In the most recent round of regulatory changes, CMS enabled hospitals to provide reimbursable services in the home, but stopped short of enabling home health providers to be reimbursed for telehealth services.

“I think using home health and telemedicine to keep patients treated away from the hospital is the right thing to do,” Dissanaike said. “I don’t think there was enough focus on home health as a way to [do that].”

Using the same example as above, wound care can be managed by experienced home health agencies via telehealth.

“You’ve got telehealth that has high-resolution cameras that allow for a wound specialist to be able to observe the condition of a wound, determine whether it’s infected, determine whether it needs to breathe and whether or not a particular prescription ointment [needs to be used],” Dombi said.

Of course, home health clinicians can’t change a wound’s dressing remotely.
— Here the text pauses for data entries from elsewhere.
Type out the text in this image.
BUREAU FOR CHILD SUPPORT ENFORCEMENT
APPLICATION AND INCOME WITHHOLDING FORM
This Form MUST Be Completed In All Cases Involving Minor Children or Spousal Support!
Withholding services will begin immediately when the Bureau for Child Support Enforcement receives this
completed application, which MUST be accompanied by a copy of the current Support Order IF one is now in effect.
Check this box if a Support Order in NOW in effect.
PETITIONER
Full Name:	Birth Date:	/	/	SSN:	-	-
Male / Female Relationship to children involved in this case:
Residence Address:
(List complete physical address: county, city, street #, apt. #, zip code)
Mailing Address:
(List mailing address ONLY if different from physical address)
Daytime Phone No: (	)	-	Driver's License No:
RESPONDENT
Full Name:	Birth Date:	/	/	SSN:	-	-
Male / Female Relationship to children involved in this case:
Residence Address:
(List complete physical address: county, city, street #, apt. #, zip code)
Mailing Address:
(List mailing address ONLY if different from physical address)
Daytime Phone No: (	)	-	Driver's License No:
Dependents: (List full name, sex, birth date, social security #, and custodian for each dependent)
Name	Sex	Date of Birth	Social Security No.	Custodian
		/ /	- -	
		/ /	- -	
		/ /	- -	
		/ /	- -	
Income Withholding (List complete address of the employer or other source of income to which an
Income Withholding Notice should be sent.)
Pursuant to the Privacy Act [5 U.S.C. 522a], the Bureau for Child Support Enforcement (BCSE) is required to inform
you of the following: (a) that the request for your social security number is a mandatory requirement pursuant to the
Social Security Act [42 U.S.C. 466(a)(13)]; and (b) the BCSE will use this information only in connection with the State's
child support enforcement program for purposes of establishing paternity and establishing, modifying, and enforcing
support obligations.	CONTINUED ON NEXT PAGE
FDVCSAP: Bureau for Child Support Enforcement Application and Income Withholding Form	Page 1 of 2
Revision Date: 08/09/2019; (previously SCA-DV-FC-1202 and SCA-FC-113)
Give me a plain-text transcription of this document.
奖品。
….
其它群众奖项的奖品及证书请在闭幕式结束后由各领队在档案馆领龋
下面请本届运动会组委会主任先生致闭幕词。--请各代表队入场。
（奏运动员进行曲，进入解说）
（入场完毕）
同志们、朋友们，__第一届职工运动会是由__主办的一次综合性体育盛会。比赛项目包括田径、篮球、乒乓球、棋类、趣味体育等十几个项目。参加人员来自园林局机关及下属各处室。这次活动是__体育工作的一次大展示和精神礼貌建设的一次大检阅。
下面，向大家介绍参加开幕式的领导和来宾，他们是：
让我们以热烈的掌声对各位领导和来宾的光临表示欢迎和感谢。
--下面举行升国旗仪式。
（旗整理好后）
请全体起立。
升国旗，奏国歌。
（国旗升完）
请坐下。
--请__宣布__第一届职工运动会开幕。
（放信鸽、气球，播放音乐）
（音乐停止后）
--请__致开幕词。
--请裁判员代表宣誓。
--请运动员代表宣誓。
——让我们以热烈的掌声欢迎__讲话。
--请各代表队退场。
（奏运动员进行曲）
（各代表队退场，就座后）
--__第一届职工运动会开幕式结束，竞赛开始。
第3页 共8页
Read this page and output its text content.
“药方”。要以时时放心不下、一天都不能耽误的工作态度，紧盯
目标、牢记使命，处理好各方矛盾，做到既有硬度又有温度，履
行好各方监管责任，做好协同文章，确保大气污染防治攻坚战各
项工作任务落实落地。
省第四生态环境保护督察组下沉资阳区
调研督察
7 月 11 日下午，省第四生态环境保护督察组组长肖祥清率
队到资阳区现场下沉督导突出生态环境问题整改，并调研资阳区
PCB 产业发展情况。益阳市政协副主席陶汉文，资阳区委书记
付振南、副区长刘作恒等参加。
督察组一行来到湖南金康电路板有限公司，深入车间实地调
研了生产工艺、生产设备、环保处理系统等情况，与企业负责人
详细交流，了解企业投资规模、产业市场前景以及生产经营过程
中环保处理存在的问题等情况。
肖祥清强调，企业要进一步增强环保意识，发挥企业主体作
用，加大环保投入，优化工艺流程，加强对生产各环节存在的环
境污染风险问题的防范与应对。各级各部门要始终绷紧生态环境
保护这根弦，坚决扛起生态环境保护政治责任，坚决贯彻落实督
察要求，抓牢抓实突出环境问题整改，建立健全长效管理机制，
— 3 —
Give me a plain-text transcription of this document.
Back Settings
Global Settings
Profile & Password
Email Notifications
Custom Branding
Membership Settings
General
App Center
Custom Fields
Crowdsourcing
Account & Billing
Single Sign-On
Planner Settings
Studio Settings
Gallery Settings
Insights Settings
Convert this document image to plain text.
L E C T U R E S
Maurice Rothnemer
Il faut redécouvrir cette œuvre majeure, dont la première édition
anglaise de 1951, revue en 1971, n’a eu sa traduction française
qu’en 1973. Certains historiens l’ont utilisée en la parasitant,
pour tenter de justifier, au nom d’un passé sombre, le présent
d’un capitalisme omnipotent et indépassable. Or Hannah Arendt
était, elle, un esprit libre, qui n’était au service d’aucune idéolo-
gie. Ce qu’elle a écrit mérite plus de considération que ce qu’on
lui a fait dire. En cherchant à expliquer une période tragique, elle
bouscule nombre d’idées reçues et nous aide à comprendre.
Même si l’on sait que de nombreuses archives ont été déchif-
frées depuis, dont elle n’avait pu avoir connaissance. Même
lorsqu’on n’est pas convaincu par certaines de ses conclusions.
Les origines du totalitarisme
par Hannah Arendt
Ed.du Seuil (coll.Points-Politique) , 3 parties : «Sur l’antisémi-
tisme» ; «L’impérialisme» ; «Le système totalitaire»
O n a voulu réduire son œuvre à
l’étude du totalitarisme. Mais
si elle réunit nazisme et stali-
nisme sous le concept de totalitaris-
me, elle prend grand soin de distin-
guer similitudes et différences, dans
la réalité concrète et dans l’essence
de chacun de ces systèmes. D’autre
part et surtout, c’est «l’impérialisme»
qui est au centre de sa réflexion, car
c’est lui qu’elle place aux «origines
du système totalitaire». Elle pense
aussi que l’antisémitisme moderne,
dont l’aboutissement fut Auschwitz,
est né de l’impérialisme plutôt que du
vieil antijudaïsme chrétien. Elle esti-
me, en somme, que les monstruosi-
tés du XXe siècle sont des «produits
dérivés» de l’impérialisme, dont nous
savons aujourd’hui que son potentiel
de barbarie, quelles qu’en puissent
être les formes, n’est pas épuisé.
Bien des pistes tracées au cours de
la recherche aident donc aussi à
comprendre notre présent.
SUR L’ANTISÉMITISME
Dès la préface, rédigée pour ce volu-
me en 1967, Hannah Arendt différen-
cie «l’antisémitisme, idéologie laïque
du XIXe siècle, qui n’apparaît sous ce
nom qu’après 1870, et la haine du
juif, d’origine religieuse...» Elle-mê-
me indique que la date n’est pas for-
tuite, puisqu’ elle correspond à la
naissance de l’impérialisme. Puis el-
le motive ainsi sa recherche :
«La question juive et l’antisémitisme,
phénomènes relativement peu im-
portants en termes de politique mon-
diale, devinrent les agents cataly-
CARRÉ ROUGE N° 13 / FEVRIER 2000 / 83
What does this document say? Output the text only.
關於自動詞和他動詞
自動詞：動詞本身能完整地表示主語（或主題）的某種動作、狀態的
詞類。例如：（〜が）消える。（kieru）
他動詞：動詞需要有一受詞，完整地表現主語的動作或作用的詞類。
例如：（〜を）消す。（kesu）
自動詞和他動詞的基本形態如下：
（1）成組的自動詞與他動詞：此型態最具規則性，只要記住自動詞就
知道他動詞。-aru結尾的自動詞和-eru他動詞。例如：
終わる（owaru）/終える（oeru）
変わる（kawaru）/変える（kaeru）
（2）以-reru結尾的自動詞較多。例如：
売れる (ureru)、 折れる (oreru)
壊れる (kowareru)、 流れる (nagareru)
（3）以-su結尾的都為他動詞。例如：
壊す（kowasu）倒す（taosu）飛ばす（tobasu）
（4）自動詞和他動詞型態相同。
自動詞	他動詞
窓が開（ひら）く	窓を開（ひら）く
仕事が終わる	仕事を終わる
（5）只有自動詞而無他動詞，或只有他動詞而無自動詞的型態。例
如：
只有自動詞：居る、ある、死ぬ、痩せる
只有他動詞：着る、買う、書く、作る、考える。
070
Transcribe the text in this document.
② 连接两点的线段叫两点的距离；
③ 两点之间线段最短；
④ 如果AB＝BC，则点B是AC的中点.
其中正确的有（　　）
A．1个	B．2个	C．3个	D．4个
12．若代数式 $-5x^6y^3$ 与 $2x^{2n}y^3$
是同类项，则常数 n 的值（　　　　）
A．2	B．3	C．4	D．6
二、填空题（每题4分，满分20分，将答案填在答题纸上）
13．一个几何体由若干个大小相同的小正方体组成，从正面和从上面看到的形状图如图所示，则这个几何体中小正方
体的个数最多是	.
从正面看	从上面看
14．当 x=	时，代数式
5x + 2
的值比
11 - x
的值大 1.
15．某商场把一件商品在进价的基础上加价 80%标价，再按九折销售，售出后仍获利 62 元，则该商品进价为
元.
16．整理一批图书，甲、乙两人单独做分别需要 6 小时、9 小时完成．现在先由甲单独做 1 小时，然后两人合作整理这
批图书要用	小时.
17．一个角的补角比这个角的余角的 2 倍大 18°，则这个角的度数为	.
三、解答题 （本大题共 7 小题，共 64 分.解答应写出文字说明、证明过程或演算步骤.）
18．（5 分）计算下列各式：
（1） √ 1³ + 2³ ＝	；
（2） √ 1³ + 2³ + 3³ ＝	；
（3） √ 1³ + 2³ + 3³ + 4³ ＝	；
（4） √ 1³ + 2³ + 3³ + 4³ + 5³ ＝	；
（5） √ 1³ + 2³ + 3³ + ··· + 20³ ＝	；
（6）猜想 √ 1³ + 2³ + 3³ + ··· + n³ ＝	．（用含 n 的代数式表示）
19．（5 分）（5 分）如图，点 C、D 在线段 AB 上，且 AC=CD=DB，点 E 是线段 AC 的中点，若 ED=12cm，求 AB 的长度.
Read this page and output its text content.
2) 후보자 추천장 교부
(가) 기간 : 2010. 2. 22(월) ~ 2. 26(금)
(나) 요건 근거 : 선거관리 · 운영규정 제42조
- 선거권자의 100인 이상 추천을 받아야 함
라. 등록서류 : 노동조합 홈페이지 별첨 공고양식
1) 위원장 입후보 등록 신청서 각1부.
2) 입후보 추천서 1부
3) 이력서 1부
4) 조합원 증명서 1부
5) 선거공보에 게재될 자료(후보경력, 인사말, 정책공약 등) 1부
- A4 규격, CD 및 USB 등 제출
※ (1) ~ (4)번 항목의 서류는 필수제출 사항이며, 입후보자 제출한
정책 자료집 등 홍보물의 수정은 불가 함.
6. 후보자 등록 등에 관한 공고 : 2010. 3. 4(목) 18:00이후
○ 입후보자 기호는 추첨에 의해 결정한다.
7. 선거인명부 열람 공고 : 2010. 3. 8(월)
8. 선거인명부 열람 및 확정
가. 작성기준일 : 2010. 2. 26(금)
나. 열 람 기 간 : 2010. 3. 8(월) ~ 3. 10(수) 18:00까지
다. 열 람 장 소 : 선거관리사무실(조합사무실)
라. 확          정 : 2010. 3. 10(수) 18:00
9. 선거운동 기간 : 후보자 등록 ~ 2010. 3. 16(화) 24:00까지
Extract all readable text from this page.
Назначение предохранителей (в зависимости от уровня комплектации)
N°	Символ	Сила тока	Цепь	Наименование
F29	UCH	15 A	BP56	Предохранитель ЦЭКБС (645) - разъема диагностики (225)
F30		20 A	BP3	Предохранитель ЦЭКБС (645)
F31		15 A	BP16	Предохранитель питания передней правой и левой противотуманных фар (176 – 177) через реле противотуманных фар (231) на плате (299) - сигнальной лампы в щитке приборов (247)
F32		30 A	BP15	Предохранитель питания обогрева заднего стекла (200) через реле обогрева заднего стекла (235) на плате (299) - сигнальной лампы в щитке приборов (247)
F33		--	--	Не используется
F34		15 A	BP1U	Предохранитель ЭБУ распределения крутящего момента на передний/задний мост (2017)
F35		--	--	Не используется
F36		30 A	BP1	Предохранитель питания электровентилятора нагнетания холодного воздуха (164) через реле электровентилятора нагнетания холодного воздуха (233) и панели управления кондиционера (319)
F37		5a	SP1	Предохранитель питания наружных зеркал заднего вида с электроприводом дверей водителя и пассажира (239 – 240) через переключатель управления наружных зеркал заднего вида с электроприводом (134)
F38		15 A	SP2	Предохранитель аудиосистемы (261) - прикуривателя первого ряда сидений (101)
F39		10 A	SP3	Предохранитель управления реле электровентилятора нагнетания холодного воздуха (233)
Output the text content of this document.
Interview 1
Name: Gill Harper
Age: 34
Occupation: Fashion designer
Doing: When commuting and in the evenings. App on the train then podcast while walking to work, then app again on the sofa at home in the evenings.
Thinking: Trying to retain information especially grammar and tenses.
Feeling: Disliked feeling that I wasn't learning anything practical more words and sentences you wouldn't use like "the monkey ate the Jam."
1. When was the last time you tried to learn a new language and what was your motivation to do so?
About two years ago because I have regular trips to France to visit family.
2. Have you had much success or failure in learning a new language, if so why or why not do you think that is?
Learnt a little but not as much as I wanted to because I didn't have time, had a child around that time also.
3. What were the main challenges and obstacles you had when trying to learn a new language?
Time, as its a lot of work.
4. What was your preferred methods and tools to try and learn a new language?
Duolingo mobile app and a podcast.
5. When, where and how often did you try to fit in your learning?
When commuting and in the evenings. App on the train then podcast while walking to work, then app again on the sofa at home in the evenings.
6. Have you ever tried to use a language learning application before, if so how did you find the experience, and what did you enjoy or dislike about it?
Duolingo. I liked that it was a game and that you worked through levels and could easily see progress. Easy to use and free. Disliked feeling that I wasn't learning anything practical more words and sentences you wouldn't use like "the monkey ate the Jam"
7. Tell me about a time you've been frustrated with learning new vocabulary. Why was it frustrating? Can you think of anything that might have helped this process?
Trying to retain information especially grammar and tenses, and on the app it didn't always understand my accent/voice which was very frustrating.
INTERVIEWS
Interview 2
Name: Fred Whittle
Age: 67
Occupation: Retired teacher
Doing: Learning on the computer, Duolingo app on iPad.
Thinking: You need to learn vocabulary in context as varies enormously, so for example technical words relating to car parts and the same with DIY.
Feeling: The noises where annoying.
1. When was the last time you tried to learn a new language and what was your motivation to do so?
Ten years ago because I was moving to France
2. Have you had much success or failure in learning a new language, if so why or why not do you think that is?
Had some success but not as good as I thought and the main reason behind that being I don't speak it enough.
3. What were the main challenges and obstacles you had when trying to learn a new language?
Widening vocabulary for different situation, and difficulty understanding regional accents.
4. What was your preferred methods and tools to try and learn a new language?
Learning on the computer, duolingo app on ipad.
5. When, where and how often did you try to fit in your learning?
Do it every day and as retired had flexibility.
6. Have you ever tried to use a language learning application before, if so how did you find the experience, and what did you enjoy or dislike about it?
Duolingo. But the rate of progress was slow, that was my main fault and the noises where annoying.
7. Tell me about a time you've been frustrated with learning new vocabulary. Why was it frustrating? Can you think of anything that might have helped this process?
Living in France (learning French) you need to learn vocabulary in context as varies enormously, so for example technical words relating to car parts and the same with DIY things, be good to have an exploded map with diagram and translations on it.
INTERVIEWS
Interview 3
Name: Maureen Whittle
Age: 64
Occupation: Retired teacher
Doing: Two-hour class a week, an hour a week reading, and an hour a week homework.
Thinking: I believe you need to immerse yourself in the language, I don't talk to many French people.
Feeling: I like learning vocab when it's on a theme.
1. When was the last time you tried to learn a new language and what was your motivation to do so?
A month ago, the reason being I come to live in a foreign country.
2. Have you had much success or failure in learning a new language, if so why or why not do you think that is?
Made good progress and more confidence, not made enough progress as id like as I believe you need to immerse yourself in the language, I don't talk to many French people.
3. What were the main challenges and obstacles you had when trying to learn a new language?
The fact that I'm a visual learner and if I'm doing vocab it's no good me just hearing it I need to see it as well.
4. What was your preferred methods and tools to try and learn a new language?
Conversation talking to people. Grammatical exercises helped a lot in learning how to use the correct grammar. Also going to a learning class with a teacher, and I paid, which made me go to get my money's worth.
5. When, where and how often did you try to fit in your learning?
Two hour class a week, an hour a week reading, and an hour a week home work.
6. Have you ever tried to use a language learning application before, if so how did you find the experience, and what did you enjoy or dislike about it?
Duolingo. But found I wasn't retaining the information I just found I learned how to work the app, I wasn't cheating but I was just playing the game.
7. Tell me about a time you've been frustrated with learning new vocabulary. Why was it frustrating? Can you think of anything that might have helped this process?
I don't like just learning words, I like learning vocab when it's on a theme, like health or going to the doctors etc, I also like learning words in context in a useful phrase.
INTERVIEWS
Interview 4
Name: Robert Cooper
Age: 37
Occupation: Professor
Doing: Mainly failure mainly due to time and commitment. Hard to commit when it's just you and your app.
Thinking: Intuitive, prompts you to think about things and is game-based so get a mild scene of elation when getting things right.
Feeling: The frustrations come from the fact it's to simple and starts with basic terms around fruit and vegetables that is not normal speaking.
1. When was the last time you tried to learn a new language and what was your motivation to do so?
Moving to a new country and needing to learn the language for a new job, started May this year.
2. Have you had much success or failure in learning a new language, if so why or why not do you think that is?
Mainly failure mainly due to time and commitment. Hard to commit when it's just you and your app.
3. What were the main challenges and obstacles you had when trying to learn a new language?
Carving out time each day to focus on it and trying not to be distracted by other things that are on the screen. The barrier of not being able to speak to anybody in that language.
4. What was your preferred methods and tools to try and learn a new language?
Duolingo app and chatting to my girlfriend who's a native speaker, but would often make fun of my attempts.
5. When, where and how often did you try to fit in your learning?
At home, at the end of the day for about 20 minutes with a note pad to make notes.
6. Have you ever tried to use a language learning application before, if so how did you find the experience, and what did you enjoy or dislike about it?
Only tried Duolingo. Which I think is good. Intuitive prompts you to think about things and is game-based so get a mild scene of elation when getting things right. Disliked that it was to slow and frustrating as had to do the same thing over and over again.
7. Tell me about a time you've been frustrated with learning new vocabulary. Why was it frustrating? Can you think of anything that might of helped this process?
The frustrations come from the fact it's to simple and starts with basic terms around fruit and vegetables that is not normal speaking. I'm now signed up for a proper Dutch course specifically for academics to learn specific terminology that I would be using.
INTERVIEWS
Still, they can teach the individual or a family member how to do so, Dombi added.

The fear surrounding the coronavirus has created a downturn in in-person visits and, in turn, a spike in low-utilization payment adjustments (LUPAs).

Nearly all home health agencies have seen a dip in visits during the COVID-19 crisis. About 67% of agencies have seen LUPAs double, according to data from NAHC.

Agencies are ready for a return to more normal circumstances — and increased levels of elective surgeries and less patients refusing in-home care will theoretically be a big boost for business.

Yet managing that wave of post-surgery patients and patients who have been without care for an extended period of time could prove overwhelming.

“You have agencies being impacted by lack of staff and some of the challenges that go with [procuring] PPE,” Beth Prince, the VP of revenue management for the Corridor Group, told HHCN. “These agencies are really seeing that impact in every facet of their business.”

If demand increases to pre-COVID-19 levels, or even above that, agencies may not be able to shoulder the load.

Currently, an ongoing refusal of care has already led to startling outcomes.

In early April, New York state reported that about 200 people per day were dying of COVID-19 in their homes. Heart attack and stroke victims have been left helpless, not knowing where to go or whether to defy stay-at-home orders.

Amid a persistent U.S. opioid epidemic, patients unable to do with increasingly intense levels of pain could become addicted to certain drugs, Dombi said. Ultimately, all of that means home health providers could be dealing with an even sicker and more vulnerable population than they were used to dealing with before COVID-19.

“These are highly vulnerable individuals, most of them elderly to begin with,” Dombi said. “Those individuals who are going without care are likely to see some deterioration in their condition, which may require emergency services and hospitalization … there’s just a lot of concern here.”